Wow! Your beautiful words leave me speechless, Deb!

Sending you loving hugs as you come to terms with the new realities of your life.

Anonymous said...

You're blessed, Deb, to have so much "nature" around you. It can be so healing in times of grief. Suffering and joy. You can't know one without the other.

Thanks for stopping by my blog today!
Ann Best, Memoir Author

Amber said...

THIS is BEAUTIFUL writing. You open yourself so much, and in such a flowing way...

I am happy I journey in a world where you are, Deb. Really, really, reallllly I am.

I love you.

:)

Barb said...

I admire your positive outlook, Deb - and your healing words.

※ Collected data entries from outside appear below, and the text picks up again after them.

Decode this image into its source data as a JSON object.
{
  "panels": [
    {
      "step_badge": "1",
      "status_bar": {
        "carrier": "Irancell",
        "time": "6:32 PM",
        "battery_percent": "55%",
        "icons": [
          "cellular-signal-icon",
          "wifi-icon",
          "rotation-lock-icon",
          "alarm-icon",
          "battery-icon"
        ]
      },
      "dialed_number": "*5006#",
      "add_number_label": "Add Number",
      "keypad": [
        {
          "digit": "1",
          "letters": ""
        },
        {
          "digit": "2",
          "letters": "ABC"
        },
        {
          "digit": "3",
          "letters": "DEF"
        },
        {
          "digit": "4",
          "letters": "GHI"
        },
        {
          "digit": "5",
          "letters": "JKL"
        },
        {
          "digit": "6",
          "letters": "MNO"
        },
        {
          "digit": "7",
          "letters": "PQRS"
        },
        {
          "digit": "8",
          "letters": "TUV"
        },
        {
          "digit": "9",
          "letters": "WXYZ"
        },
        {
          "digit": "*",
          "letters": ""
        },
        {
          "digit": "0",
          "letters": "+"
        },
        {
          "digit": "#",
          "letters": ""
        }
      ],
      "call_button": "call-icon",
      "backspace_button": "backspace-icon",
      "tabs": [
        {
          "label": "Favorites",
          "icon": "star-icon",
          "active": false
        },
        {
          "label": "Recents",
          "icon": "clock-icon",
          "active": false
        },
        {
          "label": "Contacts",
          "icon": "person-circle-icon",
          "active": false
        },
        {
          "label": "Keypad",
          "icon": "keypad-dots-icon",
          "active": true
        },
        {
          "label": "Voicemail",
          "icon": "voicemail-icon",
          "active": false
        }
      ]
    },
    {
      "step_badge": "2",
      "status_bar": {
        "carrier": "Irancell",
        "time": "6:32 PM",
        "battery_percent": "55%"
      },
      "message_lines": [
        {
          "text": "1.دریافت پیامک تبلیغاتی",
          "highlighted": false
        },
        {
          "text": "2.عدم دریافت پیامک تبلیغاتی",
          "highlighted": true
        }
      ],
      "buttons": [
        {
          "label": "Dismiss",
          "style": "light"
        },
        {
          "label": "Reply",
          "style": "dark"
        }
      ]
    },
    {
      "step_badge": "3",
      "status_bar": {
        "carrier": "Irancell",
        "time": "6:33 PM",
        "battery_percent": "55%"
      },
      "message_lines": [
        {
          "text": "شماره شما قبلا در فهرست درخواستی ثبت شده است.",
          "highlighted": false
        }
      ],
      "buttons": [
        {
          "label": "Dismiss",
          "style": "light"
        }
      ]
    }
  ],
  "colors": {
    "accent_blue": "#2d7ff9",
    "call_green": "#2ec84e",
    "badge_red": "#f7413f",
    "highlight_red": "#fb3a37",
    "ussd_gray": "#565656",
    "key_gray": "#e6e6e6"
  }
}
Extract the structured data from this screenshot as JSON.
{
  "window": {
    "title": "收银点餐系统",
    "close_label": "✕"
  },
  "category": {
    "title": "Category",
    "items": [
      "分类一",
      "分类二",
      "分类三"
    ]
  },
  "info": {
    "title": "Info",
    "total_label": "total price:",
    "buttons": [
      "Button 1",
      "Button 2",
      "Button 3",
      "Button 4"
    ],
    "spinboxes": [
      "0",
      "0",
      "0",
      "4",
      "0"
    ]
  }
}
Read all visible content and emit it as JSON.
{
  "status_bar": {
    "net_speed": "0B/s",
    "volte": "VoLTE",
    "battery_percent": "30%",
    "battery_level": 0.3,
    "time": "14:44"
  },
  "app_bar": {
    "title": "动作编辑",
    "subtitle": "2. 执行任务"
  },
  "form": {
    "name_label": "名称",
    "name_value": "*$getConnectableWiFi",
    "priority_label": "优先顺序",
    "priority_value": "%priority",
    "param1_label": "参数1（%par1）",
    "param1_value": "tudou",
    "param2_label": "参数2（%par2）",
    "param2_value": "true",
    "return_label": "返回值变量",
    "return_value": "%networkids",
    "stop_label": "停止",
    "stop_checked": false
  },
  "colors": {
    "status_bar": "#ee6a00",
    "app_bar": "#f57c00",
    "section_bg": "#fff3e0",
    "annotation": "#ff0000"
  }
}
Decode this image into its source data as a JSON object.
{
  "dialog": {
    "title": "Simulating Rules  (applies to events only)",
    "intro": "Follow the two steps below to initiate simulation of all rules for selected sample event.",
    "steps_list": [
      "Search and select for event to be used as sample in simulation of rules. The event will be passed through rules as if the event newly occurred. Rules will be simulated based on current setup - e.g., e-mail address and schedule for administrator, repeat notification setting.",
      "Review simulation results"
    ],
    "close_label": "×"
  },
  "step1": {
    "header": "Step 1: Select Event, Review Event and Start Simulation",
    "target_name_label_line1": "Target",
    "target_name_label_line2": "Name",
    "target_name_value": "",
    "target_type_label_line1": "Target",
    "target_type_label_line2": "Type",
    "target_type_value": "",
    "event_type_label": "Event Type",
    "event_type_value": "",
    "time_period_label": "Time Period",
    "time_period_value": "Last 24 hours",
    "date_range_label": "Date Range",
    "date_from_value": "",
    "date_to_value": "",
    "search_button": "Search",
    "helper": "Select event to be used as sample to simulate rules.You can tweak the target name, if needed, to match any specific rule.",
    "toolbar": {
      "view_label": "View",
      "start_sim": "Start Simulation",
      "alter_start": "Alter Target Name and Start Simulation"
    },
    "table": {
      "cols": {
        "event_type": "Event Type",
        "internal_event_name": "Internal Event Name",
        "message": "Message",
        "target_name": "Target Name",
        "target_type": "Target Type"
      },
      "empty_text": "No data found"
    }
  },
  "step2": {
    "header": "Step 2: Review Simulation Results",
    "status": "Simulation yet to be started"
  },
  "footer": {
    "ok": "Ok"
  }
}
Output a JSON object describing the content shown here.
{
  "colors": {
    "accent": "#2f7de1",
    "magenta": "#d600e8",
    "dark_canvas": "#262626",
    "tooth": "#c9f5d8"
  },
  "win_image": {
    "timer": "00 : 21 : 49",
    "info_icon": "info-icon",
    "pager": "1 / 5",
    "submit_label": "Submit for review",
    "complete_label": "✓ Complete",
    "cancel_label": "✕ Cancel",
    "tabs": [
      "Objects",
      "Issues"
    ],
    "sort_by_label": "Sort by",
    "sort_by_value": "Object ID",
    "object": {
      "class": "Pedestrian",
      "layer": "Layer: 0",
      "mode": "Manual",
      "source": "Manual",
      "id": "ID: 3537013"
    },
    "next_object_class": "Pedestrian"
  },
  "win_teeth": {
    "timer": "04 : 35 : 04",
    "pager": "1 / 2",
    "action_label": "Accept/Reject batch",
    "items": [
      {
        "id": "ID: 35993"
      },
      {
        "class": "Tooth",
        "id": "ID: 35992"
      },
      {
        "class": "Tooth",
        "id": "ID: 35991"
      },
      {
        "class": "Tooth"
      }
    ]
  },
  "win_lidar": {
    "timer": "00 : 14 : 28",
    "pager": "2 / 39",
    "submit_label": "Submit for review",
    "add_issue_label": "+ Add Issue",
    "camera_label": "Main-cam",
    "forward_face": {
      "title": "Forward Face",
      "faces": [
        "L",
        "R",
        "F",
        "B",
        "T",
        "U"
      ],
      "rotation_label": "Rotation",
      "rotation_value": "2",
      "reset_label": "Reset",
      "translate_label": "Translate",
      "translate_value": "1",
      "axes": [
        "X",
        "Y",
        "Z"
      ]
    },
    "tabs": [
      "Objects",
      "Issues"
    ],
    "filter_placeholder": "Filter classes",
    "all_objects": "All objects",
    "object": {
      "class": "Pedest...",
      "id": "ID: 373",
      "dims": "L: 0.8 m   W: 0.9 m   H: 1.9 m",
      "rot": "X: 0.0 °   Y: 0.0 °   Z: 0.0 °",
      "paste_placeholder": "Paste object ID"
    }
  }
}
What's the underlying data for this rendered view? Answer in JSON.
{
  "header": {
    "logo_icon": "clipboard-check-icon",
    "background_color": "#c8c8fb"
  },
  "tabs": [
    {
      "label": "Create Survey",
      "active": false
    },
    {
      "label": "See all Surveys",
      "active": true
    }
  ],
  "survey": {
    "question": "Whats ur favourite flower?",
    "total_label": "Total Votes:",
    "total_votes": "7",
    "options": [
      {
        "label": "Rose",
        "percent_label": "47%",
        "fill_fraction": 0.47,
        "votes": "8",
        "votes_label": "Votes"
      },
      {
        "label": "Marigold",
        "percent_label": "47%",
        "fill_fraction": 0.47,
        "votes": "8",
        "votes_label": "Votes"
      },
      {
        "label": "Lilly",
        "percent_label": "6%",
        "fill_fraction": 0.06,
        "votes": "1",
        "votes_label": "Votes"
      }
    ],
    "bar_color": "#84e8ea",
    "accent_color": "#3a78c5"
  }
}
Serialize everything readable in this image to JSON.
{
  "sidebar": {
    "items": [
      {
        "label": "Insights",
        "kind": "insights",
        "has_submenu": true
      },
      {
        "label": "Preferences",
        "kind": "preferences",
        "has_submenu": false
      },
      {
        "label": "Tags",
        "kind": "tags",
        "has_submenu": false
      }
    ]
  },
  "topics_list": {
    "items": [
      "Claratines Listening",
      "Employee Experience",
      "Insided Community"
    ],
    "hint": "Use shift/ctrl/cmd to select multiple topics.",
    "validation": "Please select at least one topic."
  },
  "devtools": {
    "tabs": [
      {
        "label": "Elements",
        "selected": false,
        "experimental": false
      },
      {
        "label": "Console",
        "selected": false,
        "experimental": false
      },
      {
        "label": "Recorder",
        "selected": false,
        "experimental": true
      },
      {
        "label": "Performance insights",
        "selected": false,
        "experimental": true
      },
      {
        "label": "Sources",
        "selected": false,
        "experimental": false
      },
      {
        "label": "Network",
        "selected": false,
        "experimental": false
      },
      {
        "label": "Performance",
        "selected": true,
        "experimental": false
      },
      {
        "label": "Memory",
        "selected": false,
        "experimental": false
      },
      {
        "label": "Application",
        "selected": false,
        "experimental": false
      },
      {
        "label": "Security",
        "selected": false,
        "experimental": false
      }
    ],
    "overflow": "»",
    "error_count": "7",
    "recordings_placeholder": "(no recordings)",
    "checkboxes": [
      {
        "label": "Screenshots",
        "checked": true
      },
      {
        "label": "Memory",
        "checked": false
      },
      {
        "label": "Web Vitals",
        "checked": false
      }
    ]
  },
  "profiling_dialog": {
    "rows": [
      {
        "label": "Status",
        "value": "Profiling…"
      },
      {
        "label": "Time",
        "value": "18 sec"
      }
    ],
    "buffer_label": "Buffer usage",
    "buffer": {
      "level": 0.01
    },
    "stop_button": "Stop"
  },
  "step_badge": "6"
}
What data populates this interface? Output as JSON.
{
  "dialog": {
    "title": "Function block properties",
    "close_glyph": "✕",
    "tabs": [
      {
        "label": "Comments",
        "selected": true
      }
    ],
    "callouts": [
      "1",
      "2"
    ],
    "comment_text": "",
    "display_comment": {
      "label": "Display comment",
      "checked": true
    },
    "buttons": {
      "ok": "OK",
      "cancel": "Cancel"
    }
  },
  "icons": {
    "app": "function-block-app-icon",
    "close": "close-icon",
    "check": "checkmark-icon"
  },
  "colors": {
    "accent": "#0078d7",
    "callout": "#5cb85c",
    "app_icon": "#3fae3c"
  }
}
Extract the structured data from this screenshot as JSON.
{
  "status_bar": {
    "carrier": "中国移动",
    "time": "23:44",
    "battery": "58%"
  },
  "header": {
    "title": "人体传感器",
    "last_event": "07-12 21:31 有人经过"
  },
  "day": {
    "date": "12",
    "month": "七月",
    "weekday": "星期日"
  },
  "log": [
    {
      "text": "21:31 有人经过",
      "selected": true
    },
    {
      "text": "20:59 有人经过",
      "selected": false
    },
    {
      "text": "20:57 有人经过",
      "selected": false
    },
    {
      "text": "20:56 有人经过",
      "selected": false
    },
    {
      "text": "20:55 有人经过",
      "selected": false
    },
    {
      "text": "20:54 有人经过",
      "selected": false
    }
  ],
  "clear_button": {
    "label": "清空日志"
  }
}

Perhaps some of us are like those yellow roses that flourished without being tended. Somehow they were strong enough to beat the odds.

Linda Myers said...

Beautiful and honest, as usual.

Cheryl said...

Oh Deb, I think I can only echo Mark's words and I also feel the pain and mixture of joy in my own life and though we've never met I have such a feeling of knowing you. I wish you increasing joy and thank you for continuing to visit my kangaroo blog and to answer your question - kangaroos are grass eaters with very different teeth to dogs so gnawing the cast off isn't really an option.

Deborah Barker said...

You say, "My daughter is gone. My mother is gone. Someday, I will be gone. But until that time, I journey in a world that sings life at the top of its lungs."
I could echo your words only with, My Father and my younger brother and yes, I too journey on and rejoice in the lilac that has sprung up unasked in our garden, in the foxgloves that did not seek permission to adorn our flowerbeds. We owe it to ourselves to see these things and feel again. Your words, as ever, say it all.

Katie Gates said...

Wow. What a beautiful reflection on death and on life.

graceonline said...

Deb, I am sorry that you suffer through yet another loss, and grateful for the strength that oozes from your words. I feel the sadness and perhaps depression in them as well and pray that every moment of every day and all through the nights you are surrounded by healing angels touching your soul, massaging the soreness from your heart and continuing to fill it with song.